A Large Yellow Underwing, Noctua pronuba.
The underside of those glorious wings. It's a newly-emerged moth, I think; all of the feathers, even at the edges of the wings, are intact. Later on, they get quite ragged.
Captured, and under glass on my desk, the bright underwings almost completely cloaked, it became just another common brown moth. It has a broken antenna. I think that might have been my fault; I don't see it in the first photos.

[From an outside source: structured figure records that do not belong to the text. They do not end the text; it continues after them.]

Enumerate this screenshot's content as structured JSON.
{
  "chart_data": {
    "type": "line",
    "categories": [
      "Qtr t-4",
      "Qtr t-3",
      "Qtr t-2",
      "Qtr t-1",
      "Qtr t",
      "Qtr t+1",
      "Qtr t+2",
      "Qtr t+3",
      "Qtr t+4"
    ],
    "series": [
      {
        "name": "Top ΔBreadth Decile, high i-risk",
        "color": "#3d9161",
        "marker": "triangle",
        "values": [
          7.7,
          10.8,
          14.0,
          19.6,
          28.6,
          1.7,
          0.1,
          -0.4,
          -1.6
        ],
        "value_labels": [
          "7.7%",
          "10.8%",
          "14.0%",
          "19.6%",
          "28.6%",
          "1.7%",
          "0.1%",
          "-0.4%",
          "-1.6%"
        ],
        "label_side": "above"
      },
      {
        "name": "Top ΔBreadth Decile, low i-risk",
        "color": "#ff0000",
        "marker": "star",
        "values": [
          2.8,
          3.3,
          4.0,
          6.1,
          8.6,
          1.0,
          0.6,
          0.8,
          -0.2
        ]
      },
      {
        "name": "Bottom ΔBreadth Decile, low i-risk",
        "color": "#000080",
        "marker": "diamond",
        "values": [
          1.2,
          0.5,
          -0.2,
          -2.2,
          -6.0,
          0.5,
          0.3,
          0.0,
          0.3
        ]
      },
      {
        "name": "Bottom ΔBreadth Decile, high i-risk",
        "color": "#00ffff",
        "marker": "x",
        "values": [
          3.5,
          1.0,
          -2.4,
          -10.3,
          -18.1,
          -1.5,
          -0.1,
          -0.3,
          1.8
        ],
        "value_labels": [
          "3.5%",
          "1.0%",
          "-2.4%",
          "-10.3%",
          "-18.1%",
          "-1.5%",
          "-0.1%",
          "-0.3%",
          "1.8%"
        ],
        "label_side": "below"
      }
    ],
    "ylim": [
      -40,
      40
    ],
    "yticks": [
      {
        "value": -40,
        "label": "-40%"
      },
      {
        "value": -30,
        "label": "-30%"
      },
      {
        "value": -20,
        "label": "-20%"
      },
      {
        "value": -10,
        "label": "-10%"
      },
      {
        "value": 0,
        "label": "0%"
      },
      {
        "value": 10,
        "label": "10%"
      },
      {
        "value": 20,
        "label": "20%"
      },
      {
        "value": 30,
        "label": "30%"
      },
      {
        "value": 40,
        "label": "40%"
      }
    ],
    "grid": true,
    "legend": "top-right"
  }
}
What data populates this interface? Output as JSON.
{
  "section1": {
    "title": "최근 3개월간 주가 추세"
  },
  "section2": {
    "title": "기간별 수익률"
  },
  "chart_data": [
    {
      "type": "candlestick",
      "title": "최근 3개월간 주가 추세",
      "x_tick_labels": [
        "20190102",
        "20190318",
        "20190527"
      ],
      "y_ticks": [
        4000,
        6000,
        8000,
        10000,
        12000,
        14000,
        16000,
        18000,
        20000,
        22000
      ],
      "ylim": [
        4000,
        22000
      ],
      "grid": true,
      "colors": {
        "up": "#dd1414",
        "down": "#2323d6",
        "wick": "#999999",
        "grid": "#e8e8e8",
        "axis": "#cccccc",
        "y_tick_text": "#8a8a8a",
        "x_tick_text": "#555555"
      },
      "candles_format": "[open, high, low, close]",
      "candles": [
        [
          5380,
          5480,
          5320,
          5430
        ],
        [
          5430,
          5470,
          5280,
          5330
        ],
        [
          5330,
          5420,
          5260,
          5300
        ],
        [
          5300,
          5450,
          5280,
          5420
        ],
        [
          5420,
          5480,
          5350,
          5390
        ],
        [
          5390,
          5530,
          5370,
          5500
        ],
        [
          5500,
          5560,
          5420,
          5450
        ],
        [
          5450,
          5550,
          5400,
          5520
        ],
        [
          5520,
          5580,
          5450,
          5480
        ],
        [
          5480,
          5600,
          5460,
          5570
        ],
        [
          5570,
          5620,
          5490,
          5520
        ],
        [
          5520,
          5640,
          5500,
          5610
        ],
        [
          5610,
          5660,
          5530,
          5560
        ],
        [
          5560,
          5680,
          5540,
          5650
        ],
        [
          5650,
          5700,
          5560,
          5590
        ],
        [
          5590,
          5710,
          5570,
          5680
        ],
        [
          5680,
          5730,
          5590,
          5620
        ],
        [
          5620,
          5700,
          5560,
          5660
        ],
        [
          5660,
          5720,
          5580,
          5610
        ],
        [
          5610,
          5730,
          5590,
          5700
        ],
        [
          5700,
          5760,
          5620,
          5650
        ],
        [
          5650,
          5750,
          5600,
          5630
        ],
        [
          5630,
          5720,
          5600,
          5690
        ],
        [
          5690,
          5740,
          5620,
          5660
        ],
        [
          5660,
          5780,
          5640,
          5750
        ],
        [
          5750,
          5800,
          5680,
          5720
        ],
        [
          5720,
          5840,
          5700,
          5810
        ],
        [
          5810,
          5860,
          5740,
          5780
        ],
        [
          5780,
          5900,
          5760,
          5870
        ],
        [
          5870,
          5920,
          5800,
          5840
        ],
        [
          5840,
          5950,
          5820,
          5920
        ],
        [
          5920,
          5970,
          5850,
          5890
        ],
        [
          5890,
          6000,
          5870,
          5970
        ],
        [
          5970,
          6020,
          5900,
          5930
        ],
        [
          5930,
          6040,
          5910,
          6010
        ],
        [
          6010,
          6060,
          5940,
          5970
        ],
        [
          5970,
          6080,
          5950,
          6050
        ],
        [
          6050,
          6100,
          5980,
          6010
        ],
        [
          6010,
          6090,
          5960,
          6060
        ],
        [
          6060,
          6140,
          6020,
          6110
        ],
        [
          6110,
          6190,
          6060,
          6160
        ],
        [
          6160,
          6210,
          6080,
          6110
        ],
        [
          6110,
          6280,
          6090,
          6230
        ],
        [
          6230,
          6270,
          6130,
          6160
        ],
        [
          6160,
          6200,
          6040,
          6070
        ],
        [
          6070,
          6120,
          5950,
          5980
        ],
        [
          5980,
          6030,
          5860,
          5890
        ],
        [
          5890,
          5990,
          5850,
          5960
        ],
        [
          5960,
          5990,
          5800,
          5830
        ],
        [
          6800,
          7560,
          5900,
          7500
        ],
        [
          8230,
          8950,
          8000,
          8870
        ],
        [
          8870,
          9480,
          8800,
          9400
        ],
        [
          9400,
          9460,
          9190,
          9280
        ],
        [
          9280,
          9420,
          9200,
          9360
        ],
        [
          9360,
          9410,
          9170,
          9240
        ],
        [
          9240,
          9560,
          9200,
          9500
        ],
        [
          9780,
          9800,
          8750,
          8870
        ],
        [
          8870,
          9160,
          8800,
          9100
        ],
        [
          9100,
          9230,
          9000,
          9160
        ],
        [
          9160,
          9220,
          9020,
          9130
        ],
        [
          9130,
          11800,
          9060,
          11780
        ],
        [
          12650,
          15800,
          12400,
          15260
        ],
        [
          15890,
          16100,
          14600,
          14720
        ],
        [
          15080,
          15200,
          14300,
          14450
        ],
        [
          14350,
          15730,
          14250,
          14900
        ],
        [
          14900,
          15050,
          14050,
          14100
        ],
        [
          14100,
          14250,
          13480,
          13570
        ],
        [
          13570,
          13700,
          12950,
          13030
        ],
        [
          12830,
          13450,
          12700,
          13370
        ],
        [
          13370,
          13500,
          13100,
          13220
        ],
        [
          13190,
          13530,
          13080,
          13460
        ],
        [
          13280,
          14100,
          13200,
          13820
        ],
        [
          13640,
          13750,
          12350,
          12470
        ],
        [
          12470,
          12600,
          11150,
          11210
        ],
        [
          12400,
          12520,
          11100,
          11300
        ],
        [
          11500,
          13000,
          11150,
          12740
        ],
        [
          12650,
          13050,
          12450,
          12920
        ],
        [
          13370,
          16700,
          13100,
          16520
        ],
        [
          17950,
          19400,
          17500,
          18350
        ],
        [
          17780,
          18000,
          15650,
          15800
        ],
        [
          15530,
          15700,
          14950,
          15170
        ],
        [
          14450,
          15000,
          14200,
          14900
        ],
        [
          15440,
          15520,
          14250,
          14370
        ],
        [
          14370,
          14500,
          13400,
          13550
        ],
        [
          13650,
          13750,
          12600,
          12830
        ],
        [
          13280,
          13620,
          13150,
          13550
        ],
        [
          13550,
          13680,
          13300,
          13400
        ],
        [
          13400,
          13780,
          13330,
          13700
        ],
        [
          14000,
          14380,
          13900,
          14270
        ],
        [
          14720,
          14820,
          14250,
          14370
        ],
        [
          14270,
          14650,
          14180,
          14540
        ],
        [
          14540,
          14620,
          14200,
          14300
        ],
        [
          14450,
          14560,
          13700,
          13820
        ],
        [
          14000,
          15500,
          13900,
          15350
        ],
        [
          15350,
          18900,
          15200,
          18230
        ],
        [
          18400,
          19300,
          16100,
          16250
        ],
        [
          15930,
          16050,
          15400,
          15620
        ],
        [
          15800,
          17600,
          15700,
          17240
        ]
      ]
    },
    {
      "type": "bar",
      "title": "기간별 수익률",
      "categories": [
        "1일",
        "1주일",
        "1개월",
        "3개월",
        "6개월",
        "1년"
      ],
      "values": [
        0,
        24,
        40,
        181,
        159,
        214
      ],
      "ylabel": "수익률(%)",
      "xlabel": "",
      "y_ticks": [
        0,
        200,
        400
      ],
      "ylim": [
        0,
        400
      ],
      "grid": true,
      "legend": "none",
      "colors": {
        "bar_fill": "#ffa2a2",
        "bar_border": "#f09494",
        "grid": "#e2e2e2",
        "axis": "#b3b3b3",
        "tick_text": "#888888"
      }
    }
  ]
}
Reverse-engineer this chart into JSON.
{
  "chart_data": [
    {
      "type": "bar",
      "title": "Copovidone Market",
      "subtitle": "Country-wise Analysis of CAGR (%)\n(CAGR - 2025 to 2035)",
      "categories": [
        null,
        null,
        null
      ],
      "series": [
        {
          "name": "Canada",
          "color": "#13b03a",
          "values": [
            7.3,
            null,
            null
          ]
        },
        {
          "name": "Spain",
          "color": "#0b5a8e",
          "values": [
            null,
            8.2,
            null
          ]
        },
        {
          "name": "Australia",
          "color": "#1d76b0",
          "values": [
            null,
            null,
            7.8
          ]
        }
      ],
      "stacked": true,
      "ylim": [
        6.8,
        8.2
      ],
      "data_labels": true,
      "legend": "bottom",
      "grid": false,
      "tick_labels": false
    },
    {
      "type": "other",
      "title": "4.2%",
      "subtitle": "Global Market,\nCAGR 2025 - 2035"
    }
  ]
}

Until I zoom in; then the feathers make a delicate pattern reminiscent of those antique carpetbags our grandparents carried onto trains. (Remember them? Heavy, even empty, a bit awkward to carry full, but much prettier than the backpack I am stuffing clothes into for a couple of weeks vacation.)
When the moth wandered upside-down onto my glass lid, I got a good view of his underside. Brown and cream speckled belly, hairy, spiny legs, bulbous eyes, and a tightly-coiled feeding apparatus protected by a sharp "beak".
I wonder about those wicked spines on the legs; what use does the moth make of them? They're in an odd position for defense, or even for grasping a perch.
Someone is sure to know. That's what I love about blogging (well, one of the things I love); other bloggers are so helpful!
I interrupted this post to go chasing after another, different, moth that is flitting around tonight. I almost had it, but I frightened it, and now it's off investigating the corners of my ceiling again. More moth photos tomorrow, I think. And I'll try not to damage this one.